Saving is for Investing

Whichever strategy…or strategies we decide to utilize, will depend on our comfort level of risk and effort (how hands on we care to be). The important thing in all of this is getting all the information and/or help we need to educate ourselves enough to make the best decision based on our own individual desires. The concept of Financeology is that there is not one style, strategy, concept, technique or “way” of doing things when it comes to achieving our financial goals! It comes down to who we are as individuals, what our goals are, what our comfort levels are, what our risk tolerances are, as to how we each approach our financial future. Be curious, seek out professional advice, ask questions, read, study, learn and take action.

Saving is for Investing

When you set up your budget, you find ways and areas to reduce your expenses. You get your spending under control, you live below your means, you find ways to increase your income, you get your debt snowball rolling, you learn to pay yourself first to save for your emergency fund and of course…you also need to save to invest! That’s where the “magic” happens. The point of paying yourself first in order to save is not just to hoard your money or stuff it under a mattress, but rather to use that money as a tool and put it to work for your long-term future goals. It’s actually a multi-pronged approach. Each of your different savings funds is separate from one another. Your emergency funds are separate from your investing funds and any other funds you put money aside for, but they all start from paying yourself first.

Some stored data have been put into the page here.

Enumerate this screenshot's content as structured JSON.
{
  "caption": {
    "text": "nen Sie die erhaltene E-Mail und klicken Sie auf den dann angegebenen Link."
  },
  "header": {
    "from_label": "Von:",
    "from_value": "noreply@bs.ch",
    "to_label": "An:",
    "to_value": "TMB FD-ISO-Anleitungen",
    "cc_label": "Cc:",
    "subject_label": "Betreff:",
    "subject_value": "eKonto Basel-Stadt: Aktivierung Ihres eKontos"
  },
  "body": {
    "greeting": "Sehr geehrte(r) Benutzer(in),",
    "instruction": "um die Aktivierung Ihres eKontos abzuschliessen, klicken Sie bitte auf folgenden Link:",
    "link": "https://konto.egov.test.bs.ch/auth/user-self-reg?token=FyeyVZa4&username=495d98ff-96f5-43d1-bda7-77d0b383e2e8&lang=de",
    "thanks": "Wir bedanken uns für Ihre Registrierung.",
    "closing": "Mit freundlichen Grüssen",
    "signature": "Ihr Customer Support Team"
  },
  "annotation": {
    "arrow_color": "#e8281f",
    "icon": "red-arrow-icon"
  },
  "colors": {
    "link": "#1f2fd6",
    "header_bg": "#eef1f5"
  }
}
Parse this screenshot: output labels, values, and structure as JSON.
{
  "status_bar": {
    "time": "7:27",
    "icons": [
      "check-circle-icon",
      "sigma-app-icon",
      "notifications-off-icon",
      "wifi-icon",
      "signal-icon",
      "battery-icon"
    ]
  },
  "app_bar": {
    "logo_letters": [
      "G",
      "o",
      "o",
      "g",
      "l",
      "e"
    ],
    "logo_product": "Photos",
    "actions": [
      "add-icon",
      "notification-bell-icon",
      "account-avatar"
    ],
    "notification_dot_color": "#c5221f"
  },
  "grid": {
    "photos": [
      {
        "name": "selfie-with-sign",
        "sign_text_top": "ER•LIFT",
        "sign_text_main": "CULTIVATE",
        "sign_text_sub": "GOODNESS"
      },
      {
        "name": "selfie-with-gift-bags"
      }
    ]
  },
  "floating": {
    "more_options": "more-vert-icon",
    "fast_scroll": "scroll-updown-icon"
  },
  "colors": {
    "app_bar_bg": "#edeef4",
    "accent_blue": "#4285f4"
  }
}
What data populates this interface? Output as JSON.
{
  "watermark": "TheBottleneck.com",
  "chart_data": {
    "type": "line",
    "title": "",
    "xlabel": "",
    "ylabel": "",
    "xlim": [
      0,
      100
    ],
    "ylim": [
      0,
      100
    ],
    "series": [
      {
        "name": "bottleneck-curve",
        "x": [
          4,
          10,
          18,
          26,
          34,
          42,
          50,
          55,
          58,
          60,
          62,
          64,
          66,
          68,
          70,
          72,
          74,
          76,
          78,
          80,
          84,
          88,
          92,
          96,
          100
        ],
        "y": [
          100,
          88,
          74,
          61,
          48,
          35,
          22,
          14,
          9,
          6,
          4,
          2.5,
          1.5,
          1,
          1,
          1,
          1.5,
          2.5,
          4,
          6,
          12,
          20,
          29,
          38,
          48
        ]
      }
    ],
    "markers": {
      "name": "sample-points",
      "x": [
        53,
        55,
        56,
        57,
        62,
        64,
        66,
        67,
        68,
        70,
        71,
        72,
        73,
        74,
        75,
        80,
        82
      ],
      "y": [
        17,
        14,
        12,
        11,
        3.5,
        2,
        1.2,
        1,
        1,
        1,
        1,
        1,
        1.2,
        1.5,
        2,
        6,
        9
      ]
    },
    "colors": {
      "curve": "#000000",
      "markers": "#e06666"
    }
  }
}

Your emergency funds serve you in your short to mid-term future when faced with unexpected expenses, so having those funds in low yielding, liquid accounts is fine since the real return on those investments is peace of mind. Once you’ve saved money beyond your emergency funds…that money needs to be used for investing! Investing your money is when wealth creation starts to take place. Financial independence is when your source of income doesn’t come from a-days-work for a-days-pay. Saving money to invest is the first step to putting your money to work for you, which is the essence of building wealth.

“In investing, what is comfortable is rarely profitable.” – Robert Arnott

Investing money is something many people shy away from for various reasons, one being that it can be overwhelming. Investing can be as simple or as complicated as you want it to be, the point is that your money needs to be utilized in a way that will allow it to grow and produce yields faster than inflation. Inflation is the reduced value of the dollar over time, so as the cost of living and prices rise, our money buys us less. Now that’s a lousy deal and unfortunately, it’s what we’re up against. There are many different ways and strategies when it comes to investing and it all depends on your goals, your risk tolerance and how hands on or passive you want to be in your investing. There are varying strategies in which to invest from more aggressive to less aggressive, with even the most passive, less aggressive strategies still having a certain degree of risk.

The most common and simplest strategy for investing for your long-term goals is an employer sponsored 401k or an equivalent type of investment vehicle for those that are self-employed. As an employee, that type of strategy is the simplest to set up and easiest to stick to with when given the ability of having funds automatically deducted right from your pay checks before you even see them. For the self-employed, it will take a little more discipline to make sure those funds make it that account. That type of strategy is more of a passive, hands off approach to investing which is the very least you should be doing. Then you have the more hands on approach, for example, of trading stocks and/or bonds for yourself, managing your own funds, investing in real estate, etc. Of course, the more aggressive your strategy, the more risk you assume, but it also gives you the ability to out-pace the inflation game much faster.